# Moab Daily in a ducky



## earthNRG (Oct 24, 2003)

Everything is possible.


----------



## Gremlin (Jun 24, 2010)

We've done it at 30,000 with rafts supporting duckies. No problems except for an IK2 getting right of the wavetrain at Ida Gulch (Rocky Rapid) and spinning in an eddy along the cliff. Took two tries to get back into the current without flipping. Disconcerting because the second paddler was young and could have been recirculated without anybody being able to get upsteam to help. 

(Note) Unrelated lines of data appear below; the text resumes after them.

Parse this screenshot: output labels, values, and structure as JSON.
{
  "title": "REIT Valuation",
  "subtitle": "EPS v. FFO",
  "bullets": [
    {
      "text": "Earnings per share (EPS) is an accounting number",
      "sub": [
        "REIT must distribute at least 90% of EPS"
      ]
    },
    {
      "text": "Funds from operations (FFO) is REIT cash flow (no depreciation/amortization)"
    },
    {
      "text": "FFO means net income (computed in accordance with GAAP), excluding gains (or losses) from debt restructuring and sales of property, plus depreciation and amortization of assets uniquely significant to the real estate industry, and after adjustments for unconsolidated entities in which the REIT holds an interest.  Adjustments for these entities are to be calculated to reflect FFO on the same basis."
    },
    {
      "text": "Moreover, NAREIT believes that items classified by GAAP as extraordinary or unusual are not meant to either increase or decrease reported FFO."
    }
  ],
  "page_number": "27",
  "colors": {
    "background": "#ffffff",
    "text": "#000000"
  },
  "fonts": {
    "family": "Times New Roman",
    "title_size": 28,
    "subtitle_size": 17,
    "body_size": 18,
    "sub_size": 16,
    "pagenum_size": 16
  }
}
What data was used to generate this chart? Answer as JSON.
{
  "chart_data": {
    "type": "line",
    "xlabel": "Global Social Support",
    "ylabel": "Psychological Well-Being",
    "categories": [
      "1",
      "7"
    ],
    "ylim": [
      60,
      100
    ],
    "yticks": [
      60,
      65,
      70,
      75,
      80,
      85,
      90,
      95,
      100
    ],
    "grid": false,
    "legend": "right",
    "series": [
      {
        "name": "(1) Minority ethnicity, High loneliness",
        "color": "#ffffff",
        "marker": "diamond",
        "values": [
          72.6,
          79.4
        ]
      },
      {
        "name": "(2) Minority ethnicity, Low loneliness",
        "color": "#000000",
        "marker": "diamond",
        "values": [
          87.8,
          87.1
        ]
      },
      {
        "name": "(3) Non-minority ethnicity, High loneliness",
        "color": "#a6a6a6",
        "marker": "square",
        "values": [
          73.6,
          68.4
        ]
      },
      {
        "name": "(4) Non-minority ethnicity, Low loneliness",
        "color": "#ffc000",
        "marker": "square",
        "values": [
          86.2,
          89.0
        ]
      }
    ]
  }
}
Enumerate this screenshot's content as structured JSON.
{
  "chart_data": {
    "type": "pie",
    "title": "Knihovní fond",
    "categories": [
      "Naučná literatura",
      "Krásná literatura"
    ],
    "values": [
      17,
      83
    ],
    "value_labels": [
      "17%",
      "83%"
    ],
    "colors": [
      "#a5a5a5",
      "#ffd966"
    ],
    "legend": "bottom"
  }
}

Dress for colder water than usual as it will be splashy, but definitely fun!


----------



## Pcdc2 (Jan 24, 2011)

We were down there last week. Had a raft with 2 IKs and a hardshell. Was no problem. Lots of stuff washed out, couple good hits if you want them, you can skirt almost everything. Good times, easy run. You'll have no problems, just dress to swim.


----------



## hojo (Jun 26, 2008)

chasingtheflow said:


> Is it possible to run the Moab Daily right now with the current water levels? Does anyone have any experience running it with waters this high?


Hell yes! Ran IK on that ever summer and high water was the bomb. Just keep a hold if you flip because at high water and any breeze that thing can get away from you in a hurry.


----------